Two treatment approaches are currently available. Treatment of the underlying cancer with surgery, chemotherapy, radiotherapy, or hormonal treatment may remove the antigen source, and thus antibody production. Although this approach often causes the remission of other neurological paraneoplastic syndromes (e.g. Eaton-Lambert syndrome), the effect on PLE is less successful6. The other management approach involves suppression of the immune response with steroids, immunoglobulins, cyclophosphamides, or plasma exchange. Although data is limited, response to this mode of therapy has also been disappointing3.

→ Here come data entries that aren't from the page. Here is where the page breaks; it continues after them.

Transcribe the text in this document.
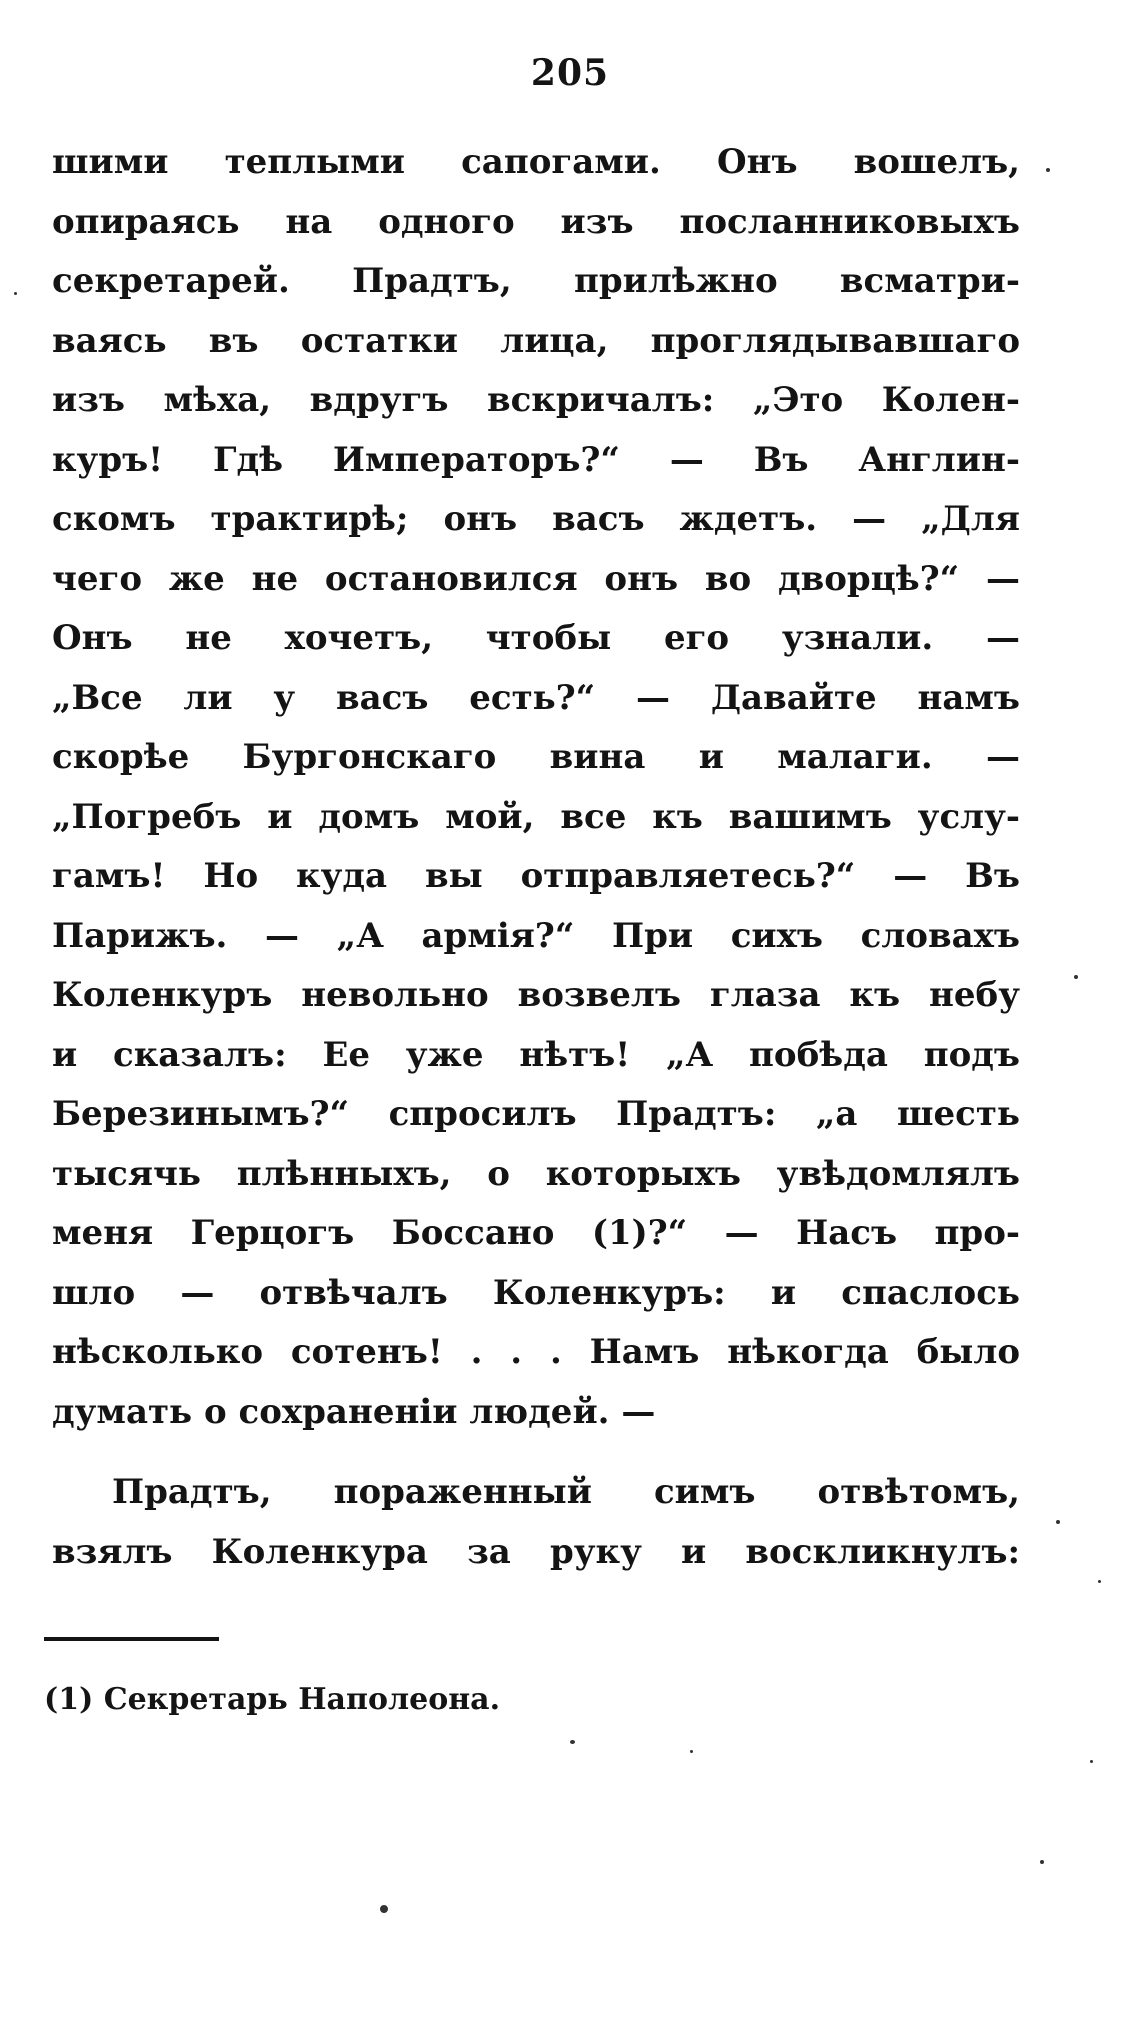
205
шими теплыми сапогами. Онъ вошелъ,
опираясь на одного изъ посланниковыхъ
секретарей. Прадтъ, прилѣжно всматри-
ваясь въ остатки лица, проглядывавшаго
изъ мѣха, вдругъ вскричалъ: „Это Колен-
куръ! Гдѣ Императоръ?“ — Въ Англин-
скомъ трактирѣ; онъ васъ ждетъ. — „Для
чего же не остановился онъ во дворцѣ?“ —
Онъ не хочетъ, чтобы его узнали. —
„Все ли у васъ есть?“ — Давайте намъ
скорѣе Бургонскаго вина и малаги. —
„Погребъ и домъ мой, все къ вашимъ услу-
гамъ! Но куда вы отправляетесь?“ — Въ
Парижъ. — „А армія?“ При сихъ словахъ
Коленкуръ невольно возвелъ глаза къ небу
и сказалъ: Ее уже нѣтъ! „А побѣда подъ
Березинымъ?“ спросилъ Прадтъ: „а шесть
тысячь плѣнныхъ, о которыхъ увѣдомлялъ
меня Герцогъ Боссано (1)?“ — Насъ про-
шло — отвѣчалъ Коленкуръ: и спаслось
нѣсколько сотенъ! . . . Намъ нѣкогда было
думать о сохраненіи людей. —
Прадтъ, пораженный симъ отвѣтомъ,
взялъ Коленкура за руку и воскликнулъ:
(1) Секретарь Наполеона.
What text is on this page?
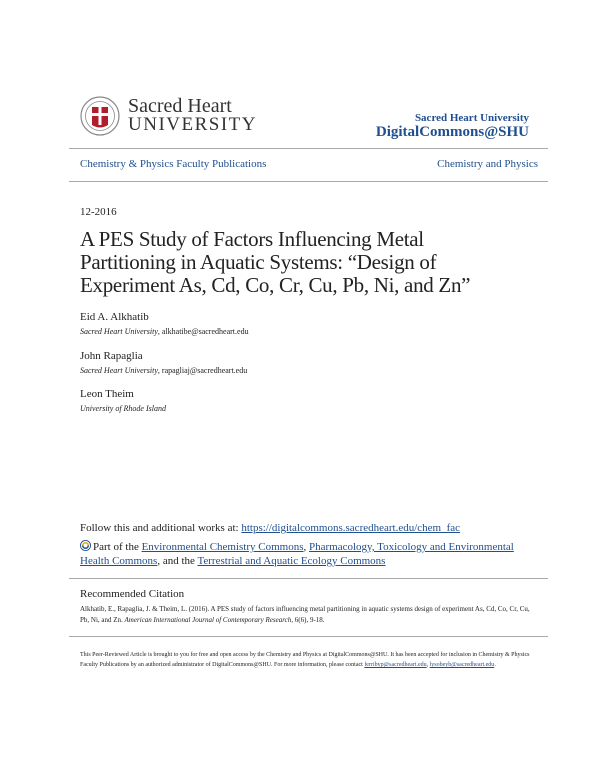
Sacred Heart
UNIVERSITY	Sacred Heart University
DigitalCommons@SHU
Chemistry & Physics Faculty Publications	Chemistry and Physics
12-2016
A PES Study of Factors Influencing Metal
Partitioning in Aquatic Systems: “Design of
Experiment As, Cd, Co, Cr, Cu, Pb, Ni, and Zn”
Eid A. Alkhatib
Sacred Heart University, alkhatibe@sacredheart.edu
John Rapaglia
Sacred Heart University, rapagliaj@sacredheart.edu
Leon Theim
University of Rhode Island
Follow this and additional works at: https://digitalcommons.sacredheart.edu/chem_fac
Part of the Environmental Chemistry Commons, Pharmacology, Toxicology and Environmental Health Commons, and the Terrestrial and Aquatic Ecology Commons
Recommended Citation
Alkhatib, E., Rapaglia, J. & Theim, L. (2016). A PES study of factors influencing metal partitioning in aquatic systems design of experiment As, Cd, Co, Cr, Cu, Pb, Ni, and Zn. American International Journal of Contemporary Research, 6(6), 9-18.
This Peer-Reviewed Article is brought to you for free and open access by the Chemistry and Physics at DigitalCommons@SHU. It has been accepted for inclusion in Chemistry & Physics Faculty Publications by an authorized administrator of DigitalCommons@SHU. For more information, please contact ferribyp@sacredheart.edu, lysobeyb@sacredheart.edu.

Paraneoplastic limbic encephalitis describes inflammation within the brain's limbic system, resulting from an autoimmune-mediated paraneoplastic process. It is characterised by a sub-acute and severe neurological disorder. The diagnosis is reached primarily from the clinical picture, coupled with supportive investigation and imaging. Negative results do not exclude the disease process. Although PLE is rare, it's prevalence is almost certainly more widespread than appreciated. Heightened awareness of this clinical entity will assist earlier diagnosis. Further work is required to improve our understanding of the exact pathophysiology of PLE, and to classify immunological subsets. This may allow more specific targeting of treatments as now occurs in many other cancer-related disease processes. As this syndrome often precedes overt symptoms of a tumour, awareness of the disease may enable earlier detection of cancers in those patients presenting with sub-acute confusional states caused by a paraneoplastic process.
We acknowledge the clinical care provided by Dr JI Logan.
The authors have no conflict of interest to declare.